🤖 AI Summary
This work addresses the challenge of fine-grained preference transfer for single-domain users in cross-domain recommendation, where limited overlapping user behaviors hinder effective knowledge transfer. To overcome this, the study proposes a novel framework that integrates large language models (LLMs) with conditional diffusion models. Specifically, LLMs are leveraged to perform language-based reasoning and generate pseudo-interactions in the target domain, while a conditional diffusion architecture accurately models target-user representations conditioned on source-domain behavior. A multi-path supervision mechanism is introduced to distinguish between genuine and pseudo-interaction pathways, thereby mitigating semantic noise. Evaluated on cross-domain sequential recommendation tasks, the proposed method significantly outperforms state-of-the-art baselines and effectively enhances recommendation performance for users present in only one domain.
📝 Abstract
Cross-domain Recommendation (CDR) exploits multi-domain correlations to alleviate data sparsity.
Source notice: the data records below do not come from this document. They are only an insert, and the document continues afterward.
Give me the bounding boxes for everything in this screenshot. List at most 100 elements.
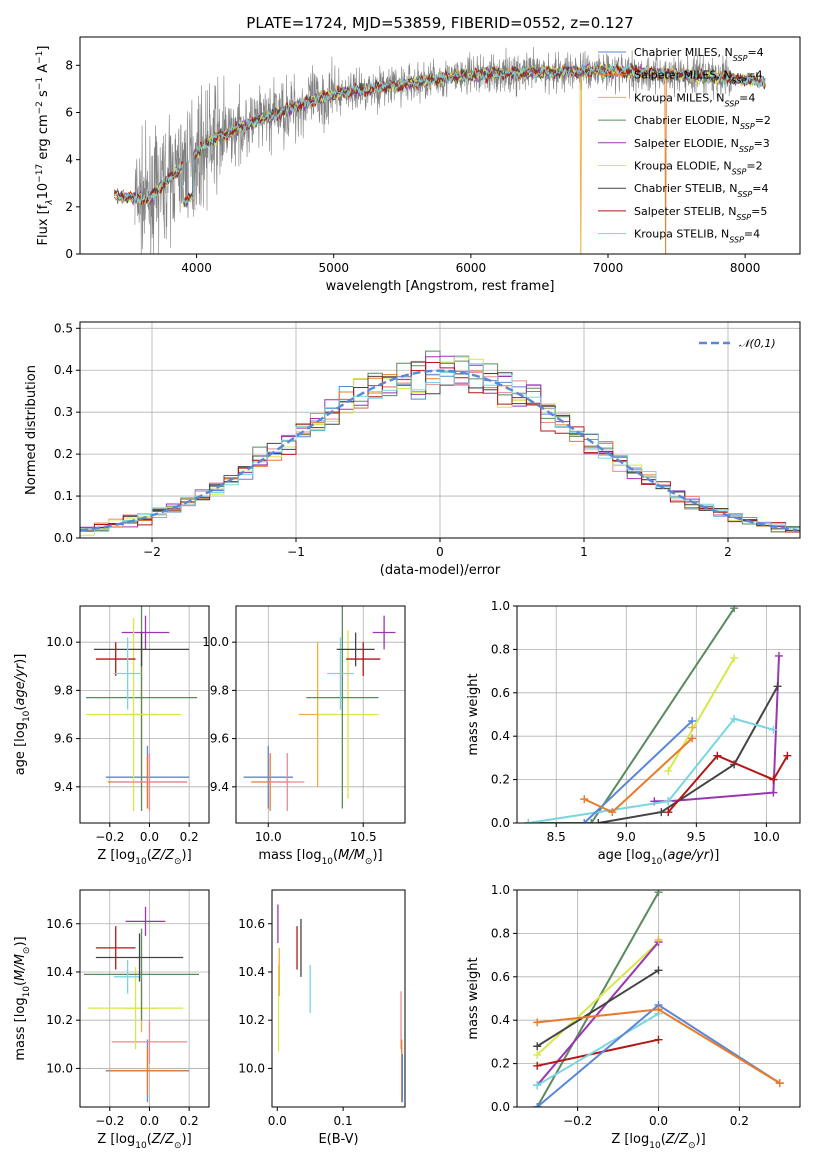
normal-curve [80,369,798,532]
axes-frame [235,605,406,824]
x-tick-label: 2 [724,545,732,559]
y-tick-label: 10.6 [46,917,73,931]
plot-mass-vs-Z: −0.2 0.0 0.2 10.0 10.2 10.4 10.6 Z [log10(Z/Z⊙)… [13,889,210,1151]
series-line [667,754,789,813]
x-tick-label: 0.0 [268,1114,287,1128]
x-tick-label: 0.0 [649,1114,668,1128]
data-marker [580,819,589,823]
axes-frame [79,36,801,255]
data-marker [783,751,792,760]
y-tick-label: 0.2 [54,447,73,461]
legend-label: Salpeter MILES, NSSP=4 [634,69,763,86]
axes-frame [79,889,210,1108]
y-tick-label: 0.6 [491,970,510,984]
x-tick-label: 8.5 [547,830,566,844]
x-tick-label: 8000 [730,261,761,275]
x-tick-label: 1 [580,545,588,559]
series-line [536,969,660,1048]
y-tick-label: 0 [65,247,73,261]
data-marker [533,1061,542,1070]
plot-area [80,606,209,823]
y-tick-label: 10.0 [202,635,229,649]
x-axis-label: Z [log10(Z/Z⊙)] [97,848,191,867]
data-marker [533,1018,542,1027]
y-tick-label: 0.4 [491,729,510,743]
x-tick-label: 0.1 [334,1114,353,1128]
y-tick-label: 0.0 [54,531,73,545]
y-tick-label: 10.6 [238,917,265,931]
data-marker [664,797,673,806]
data-marker [654,935,663,944]
y-tick-label: 0.0 [491,1100,510,1114]
plot-residuals: −2 −1 0 1 2 0.0 0.1 0.2 0.3 0.4 0.5 (data-model)/er… [24,321,801,578]
data-marker [608,808,617,817]
y-tick-label: 2 [65,200,73,214]
x-axis-label: (data-model)/error [380,563,501,578]
x-axis-label: wavelength [Angstrom, rest frame] [326,279,555,294]
data-marker [654,1005,663,1014]
legend-label: Kroupa ELODIE, NSSP=2 [634,160,763,177]
y-tick-label: 0.0 [491,816,510,830]
series-line [536,1038,659,1067]
x-tick-label: −2 [143,545,161,559]
x-tick-label: 0.0 [140,1114,159,1128]
x-tick-label: −0.2 [95,830,124,844]
legend-label: Chabrier MILES, NSSP=4 [634,46,764,63]
y-tick-label: 8 [65,58,73,72]
plot-area [80,890,209,1107]
y-tick-label: 10.0 [46,1061,73,1075]
y-tick-label: 9.8 [54,683,73,697]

As a core task within this field, inter-domain recommendation focuses on predicting preferences for users who interact in a source domain but lack behavioral records in a target domain. Existing approaches predominantly rely on overlapping users as anchors for knowledge transfer. In real-world scenarios, overlapping users are often scarce, leaving the vast majority of users with only single-domain interactions. For these users, the absence of explicit alignment signals makes fine-grained preference transfer intrinsically difficult. To address this challenge, this paper proposes Language-Guided Conditional Diffusion for CDR (LGCD), a novel framework that integrates Large Language Models (LLMs) and diffusion models for inter-domain sequential recommendation. Specifically, we leverage LLM reasoning to bridge the domain gap by inferring potential target preferences for single-domain users and mapping them to real items, thereby constructing pseudo-overlapping data. We distinguish between real and pseudo-interaction pathways and introduce additional supervision constraints to mitigate the semantic noise brought by pseudo-interaction. Furthermore, we design a conditional diffusion architecture to precisely guide the generation of target user representations based on source-domain patterns. Extensive experiments demonstrate that LGCD significantly outperforms state-of-the-art methods in inter-domain recommendation tasks.